Потом он быстрыми шагами походил по комнате, наверное для того, чтобы возобновить циркуляцию крови в организме. Наконец он остановился у полки на стене и взял с нее какой-то острый предмет, нечто вроде крошечного копья.
– Протяните-ка перед собой руку, – попросил полицейский.
Я недоверчиво вытянул перед собой правую руку ладонью вверх, а он стал водить этой своей железной колючкой на палочке над моей рукой, а потом вдруг, хотя жало оставалось на расстоянии сантиметров тридцати от ладони, я почувствовал укол прямо в центр ладони, где тут же появилась бусинка крови.
– Ну, спасибо вам, – сказал я беззлобно: слишком уж был поражен тем, что он сделал, чтобы по-настоящему рассердиться на него.
– Вам придется крепко подумать, чтобы догадаться, как я это сделал, – объявил МакПатрульскин торжествующе, – будь я не я, если не задумаетесь!
Он положил свою железную колючку на палочке назад на полку и посмотрел на меня как-то сбоку с очень хитрым видом, который называют «roi s’amuse» – «король забавляется».
– Ну, что, можете объяснить, как я это сделал?
– Нет, это выше моего понимания, – признался я, пребывая в полном недоумении.
– Да, для того, чтобы разобраться, придется провести тщательный, глубоко интеллектуальный анализ этого феномена.
– Нет, скажите мне, пожалуйста, сами, как так получилось, что эта железная колючка, не прикоснувшись к коже, уколола меня до крови?
– Эту штучку, это копьецо, эту колючку, как вы изволили выразиться, я смастерил своими собственными руками в свободное от работы время, – полицейский говорил взвешенно, спокойно, размеренно. – Копьецо это было одной из первых моих поделок.

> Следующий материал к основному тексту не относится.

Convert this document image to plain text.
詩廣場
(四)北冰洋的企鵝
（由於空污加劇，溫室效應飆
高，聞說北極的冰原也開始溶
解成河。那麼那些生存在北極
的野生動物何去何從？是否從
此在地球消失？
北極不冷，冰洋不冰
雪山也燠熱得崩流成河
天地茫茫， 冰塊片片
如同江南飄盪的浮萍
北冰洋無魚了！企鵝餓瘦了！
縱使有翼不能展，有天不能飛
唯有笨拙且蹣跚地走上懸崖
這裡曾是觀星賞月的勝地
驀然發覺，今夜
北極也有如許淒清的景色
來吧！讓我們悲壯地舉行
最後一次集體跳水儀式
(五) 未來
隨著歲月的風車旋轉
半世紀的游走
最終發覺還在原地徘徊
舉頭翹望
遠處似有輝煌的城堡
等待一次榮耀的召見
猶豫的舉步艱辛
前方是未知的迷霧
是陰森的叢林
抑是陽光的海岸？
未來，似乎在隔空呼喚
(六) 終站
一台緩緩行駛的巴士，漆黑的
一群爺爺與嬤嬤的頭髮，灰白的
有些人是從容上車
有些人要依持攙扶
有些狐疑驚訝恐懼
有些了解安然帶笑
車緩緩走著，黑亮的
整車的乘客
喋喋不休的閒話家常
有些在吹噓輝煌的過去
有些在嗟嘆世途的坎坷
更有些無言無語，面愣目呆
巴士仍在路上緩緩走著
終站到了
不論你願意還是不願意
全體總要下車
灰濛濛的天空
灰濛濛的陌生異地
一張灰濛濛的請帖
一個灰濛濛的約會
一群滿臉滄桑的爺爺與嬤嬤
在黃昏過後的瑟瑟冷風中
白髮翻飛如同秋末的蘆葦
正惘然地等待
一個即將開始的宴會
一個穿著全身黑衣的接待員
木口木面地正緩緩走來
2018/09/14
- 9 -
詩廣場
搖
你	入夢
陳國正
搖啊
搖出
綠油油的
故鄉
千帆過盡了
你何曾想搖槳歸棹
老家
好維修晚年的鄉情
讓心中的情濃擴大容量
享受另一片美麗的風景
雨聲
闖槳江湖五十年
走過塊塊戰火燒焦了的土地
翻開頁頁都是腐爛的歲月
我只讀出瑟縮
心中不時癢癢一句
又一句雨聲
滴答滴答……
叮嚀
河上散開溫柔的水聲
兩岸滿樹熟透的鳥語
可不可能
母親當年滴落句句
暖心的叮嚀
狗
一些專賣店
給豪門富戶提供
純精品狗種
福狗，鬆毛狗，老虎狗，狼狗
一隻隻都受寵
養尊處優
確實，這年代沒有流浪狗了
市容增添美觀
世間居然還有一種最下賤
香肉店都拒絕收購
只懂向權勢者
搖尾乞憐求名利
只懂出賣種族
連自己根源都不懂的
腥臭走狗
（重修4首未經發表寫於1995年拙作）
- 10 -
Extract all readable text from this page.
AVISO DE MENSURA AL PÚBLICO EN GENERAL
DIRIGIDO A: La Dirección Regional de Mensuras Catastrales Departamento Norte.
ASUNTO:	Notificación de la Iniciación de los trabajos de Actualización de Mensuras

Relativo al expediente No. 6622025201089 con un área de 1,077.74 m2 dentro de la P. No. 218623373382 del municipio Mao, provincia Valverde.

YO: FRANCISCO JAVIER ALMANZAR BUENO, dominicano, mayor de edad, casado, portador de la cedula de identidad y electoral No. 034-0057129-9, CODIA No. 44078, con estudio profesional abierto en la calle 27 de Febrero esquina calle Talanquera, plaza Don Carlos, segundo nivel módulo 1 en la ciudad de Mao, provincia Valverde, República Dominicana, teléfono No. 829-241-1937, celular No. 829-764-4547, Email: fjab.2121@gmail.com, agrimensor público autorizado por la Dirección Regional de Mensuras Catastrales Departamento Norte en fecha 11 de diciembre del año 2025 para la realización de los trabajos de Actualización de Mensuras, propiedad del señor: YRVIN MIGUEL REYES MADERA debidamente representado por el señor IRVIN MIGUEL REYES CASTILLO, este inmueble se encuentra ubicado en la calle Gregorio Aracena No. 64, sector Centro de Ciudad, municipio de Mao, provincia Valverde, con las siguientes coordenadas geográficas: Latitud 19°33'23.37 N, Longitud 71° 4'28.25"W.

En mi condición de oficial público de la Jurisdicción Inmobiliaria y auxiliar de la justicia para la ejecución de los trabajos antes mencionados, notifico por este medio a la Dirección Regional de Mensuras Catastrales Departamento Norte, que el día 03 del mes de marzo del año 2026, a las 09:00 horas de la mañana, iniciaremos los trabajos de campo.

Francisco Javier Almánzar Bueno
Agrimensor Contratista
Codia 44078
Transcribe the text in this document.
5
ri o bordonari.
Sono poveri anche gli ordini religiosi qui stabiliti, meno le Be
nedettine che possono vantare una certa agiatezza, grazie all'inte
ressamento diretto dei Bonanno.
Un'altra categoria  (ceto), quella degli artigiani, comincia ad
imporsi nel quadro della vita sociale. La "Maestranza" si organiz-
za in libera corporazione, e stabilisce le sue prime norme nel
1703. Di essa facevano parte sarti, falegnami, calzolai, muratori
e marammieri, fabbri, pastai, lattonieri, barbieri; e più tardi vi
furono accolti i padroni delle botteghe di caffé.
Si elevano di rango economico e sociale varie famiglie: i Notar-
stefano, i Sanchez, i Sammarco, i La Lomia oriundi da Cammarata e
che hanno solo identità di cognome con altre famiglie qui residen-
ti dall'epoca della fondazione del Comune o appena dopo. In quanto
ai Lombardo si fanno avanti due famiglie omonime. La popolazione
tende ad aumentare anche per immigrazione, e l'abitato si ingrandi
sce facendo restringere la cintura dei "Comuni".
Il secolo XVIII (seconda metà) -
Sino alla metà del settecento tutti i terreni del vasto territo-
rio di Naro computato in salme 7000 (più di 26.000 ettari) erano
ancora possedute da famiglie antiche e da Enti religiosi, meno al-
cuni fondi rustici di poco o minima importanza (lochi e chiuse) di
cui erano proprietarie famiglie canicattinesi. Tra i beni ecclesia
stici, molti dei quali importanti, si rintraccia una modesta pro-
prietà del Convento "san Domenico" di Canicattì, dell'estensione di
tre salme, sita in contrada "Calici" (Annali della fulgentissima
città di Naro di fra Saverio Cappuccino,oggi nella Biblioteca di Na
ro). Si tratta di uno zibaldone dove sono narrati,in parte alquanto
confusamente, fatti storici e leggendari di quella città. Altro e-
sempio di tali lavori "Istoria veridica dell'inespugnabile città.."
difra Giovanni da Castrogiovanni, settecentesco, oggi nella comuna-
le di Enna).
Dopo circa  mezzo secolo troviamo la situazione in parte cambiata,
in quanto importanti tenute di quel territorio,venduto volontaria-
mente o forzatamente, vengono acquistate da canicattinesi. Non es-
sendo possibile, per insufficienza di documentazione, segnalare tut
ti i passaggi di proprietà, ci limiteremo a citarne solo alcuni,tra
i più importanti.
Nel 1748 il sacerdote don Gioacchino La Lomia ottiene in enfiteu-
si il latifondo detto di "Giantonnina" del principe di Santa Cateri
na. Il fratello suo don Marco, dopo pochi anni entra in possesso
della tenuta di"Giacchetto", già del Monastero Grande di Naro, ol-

Теперь я редко вспоминаю о нем и не вижу в нем ничего особенного, но в тот год, когда я его сделал, я был очень горд собой и никакой сержант не заставил бы меня подняться утром и заниматься делами – я все время возился с этой штучкой. Могу вам сказать, что во всей Ирландии не сыщется больше ничего подобного и даже в Америке есть только одна подобная штучка, но какая именно и где, точно не знаю... И, знаете, я никак не могу успокоиться после вашего сообщения об отсутственности у вас велосипеда. Уму непостижимо!
– Давайте вернемся к вашему «копью», – настаивал я, – сделайте одолжение, поясните основной принцип – поверьте, я никому не скажу.
– Хорошо, я скажу вам, потому что вы конфиденциально-доверчивый человек, – сказал полицейский, опять употребляя слова невпопад, – вам можно доверять, и к тому же вы тот человек, который сообщил мне о велосипедах нечто такое, чего я никогда раньше в жизни и слыхом не слыхивал. Так вот, там, где вам видится острие, на самом деле – лишь начало тончайшего острого кончика.
– То, что вы говорите, замечательно, но все равно мне не очень понятно.
– Что же тут непонятного? Острие составляет в длину двадцать один сантиметр, но оно такое тонкое, что простым глазом его не углядишь. Основание наиострейшего острия достаточно толстое и прочное, но его тоже так просто не увидишь, потому собственно острие подсоединено к нему, а его-то и нельзя просто так увидеть, и если бы вы его увидели, то увидели бы и место стыка.
– Надо полагать, это острие значительно тоньше спички?
– Дело не в том, что просто тоньше, тут совсем другое. Само по себе кончиковое острие таково, что никто его увидеть не в состоянии; ни при каком освещении никакой глаз человеческий, сколь угодно острый, не осилит такой тонкоты. А приблизительно в сантиметрах двух от самого кончика острие становится таким тонким, что иногда, поздно ночью или особенно в день, который я называю днем «мягкой постели», когда, знаете, из нее никак не хочется выбираться, о нем, об этом острие, нельзя даже подумать, такое оно тонкое, его никак не получается сделать предметом обдумывания, потому что если попытаешься, то повредишь себе мозги в черепушке мучительством раздумываний о тончайшем острие.
20
МакПатрульскин часто употребляет слова, значение которых он не всегда понимает правильно.